Russell James has been named “the Godfather of Noir” by Ian Rankin. Russell writes crime novels - about criminals and victims, not the cozy procedural or whodunnit. He is the editor of Great British Fictional Detectives.
Bitter Lemon are issuing the Inspector Hunkeler series out of sequence, so this isn’t a follow-up to The Basel Killings but takes us through a case earlier in his career.
It’s a good one, as it happens, despite being a variation on the ordinary-man-stumbles-across-a-gangster’s-haul plot. The ordinary man here is a Turkish sewage worker who finds diamonds stuck in a blocked pipe. How did they get there? We already know: a drug mule, running from the police, flushed them away, and these diamonds could be worth a million Euros. Quite a loss. So, the gang bosses are not going to wash their hands of it. Even if the diamonds have been in the sewer.

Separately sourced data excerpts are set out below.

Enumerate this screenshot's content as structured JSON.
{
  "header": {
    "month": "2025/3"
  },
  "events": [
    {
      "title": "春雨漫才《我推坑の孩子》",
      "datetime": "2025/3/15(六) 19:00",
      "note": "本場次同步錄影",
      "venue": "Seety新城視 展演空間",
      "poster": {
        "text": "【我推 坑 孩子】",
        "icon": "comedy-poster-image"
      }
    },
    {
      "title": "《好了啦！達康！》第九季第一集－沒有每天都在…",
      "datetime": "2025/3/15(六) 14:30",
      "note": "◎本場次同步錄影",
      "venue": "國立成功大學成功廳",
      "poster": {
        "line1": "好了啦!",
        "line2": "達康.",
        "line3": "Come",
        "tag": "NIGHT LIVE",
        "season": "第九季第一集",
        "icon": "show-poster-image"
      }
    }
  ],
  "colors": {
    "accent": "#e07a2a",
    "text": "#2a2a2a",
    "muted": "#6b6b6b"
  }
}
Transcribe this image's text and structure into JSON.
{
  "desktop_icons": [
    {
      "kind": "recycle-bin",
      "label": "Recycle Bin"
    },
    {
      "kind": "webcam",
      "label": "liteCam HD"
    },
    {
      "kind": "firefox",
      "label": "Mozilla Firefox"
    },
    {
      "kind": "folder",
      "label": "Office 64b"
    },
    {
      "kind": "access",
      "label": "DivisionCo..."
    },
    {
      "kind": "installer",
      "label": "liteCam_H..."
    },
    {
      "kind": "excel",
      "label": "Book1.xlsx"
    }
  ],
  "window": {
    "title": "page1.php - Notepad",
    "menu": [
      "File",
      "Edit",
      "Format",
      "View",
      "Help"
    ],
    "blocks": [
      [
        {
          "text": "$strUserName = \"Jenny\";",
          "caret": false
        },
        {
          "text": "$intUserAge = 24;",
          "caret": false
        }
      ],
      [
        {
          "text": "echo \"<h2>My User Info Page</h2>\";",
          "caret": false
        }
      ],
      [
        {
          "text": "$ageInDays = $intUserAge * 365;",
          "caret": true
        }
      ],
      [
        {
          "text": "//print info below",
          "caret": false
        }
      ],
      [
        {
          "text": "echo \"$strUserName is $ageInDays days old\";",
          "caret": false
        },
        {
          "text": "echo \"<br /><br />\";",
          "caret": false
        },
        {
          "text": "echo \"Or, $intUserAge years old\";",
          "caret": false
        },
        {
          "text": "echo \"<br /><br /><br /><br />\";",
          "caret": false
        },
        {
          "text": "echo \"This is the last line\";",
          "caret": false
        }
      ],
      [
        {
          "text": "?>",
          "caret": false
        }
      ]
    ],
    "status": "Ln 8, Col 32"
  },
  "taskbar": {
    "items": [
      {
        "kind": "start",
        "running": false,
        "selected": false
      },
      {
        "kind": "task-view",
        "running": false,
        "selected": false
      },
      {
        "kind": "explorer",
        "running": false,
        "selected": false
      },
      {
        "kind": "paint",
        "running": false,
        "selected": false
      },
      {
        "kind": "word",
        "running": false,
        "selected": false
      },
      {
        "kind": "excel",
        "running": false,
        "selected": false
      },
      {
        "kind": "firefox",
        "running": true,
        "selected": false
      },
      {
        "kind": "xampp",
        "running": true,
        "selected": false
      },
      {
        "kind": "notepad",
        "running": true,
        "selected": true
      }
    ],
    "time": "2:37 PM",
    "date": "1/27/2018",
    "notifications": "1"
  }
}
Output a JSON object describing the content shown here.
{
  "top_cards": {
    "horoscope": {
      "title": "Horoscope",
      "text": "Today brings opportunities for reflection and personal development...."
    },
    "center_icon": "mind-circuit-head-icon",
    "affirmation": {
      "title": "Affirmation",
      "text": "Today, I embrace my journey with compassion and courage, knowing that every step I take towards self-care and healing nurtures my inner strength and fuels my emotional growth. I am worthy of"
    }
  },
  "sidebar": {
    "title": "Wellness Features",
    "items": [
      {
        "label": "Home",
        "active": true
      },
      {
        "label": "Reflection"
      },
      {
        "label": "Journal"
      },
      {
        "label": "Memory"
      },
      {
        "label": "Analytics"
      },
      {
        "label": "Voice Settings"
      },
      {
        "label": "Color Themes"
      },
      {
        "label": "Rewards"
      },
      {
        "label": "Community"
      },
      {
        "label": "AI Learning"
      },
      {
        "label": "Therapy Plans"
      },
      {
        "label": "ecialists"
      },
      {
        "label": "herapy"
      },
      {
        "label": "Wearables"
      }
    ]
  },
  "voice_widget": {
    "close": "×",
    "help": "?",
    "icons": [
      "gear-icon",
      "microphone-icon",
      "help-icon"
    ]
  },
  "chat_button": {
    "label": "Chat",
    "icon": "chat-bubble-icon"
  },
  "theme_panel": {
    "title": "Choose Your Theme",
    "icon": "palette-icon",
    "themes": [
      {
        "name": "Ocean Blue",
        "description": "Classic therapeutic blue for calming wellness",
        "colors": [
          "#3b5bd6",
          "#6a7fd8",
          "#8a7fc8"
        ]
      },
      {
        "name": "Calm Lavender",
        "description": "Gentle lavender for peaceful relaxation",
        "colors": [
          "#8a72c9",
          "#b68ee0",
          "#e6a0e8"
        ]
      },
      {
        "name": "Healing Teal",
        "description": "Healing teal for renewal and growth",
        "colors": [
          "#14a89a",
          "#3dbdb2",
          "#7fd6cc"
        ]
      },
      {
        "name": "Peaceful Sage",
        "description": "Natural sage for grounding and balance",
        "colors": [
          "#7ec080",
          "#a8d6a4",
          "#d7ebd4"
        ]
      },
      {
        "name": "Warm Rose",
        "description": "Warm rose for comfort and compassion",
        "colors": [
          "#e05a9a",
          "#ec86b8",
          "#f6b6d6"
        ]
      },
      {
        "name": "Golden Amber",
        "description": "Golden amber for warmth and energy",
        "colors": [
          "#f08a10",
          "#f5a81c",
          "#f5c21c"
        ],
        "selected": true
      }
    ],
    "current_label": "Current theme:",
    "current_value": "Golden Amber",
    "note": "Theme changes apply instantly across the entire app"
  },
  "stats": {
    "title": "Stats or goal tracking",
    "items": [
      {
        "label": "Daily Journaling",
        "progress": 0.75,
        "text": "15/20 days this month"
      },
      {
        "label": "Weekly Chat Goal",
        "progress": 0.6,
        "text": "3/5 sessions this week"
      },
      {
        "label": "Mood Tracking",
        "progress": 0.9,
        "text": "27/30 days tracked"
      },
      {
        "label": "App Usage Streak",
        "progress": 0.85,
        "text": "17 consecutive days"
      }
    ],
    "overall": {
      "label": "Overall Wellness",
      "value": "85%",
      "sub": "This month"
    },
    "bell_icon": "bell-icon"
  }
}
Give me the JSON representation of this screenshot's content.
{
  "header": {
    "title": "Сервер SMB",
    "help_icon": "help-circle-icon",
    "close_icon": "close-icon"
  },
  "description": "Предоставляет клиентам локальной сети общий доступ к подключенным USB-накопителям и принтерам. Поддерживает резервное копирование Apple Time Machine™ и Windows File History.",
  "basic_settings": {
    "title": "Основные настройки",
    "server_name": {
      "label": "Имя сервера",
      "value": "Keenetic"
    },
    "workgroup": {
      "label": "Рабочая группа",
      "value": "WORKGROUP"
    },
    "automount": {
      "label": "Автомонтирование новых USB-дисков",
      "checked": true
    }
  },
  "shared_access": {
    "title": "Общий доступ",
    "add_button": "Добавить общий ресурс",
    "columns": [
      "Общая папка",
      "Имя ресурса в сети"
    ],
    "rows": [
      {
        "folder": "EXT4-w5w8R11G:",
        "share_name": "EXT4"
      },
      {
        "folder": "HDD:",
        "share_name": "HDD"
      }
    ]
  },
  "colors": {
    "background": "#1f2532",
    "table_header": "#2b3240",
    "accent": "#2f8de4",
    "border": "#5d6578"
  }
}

They are soon on the Sewage worker’s tail. He, of course, thinks the diamonds will transform his life and he can return enriched to Turkey. Meanwhile, Inspector Hunkeler, fat, angry and unfit, wants both the diamonds and the gang. The Turk and his ageing mistress make a run for it. But the odds are against them – and we know, this being a crime story, that the couple will not get clean away. And we ought to know that, right at the end, there’ll be a twist.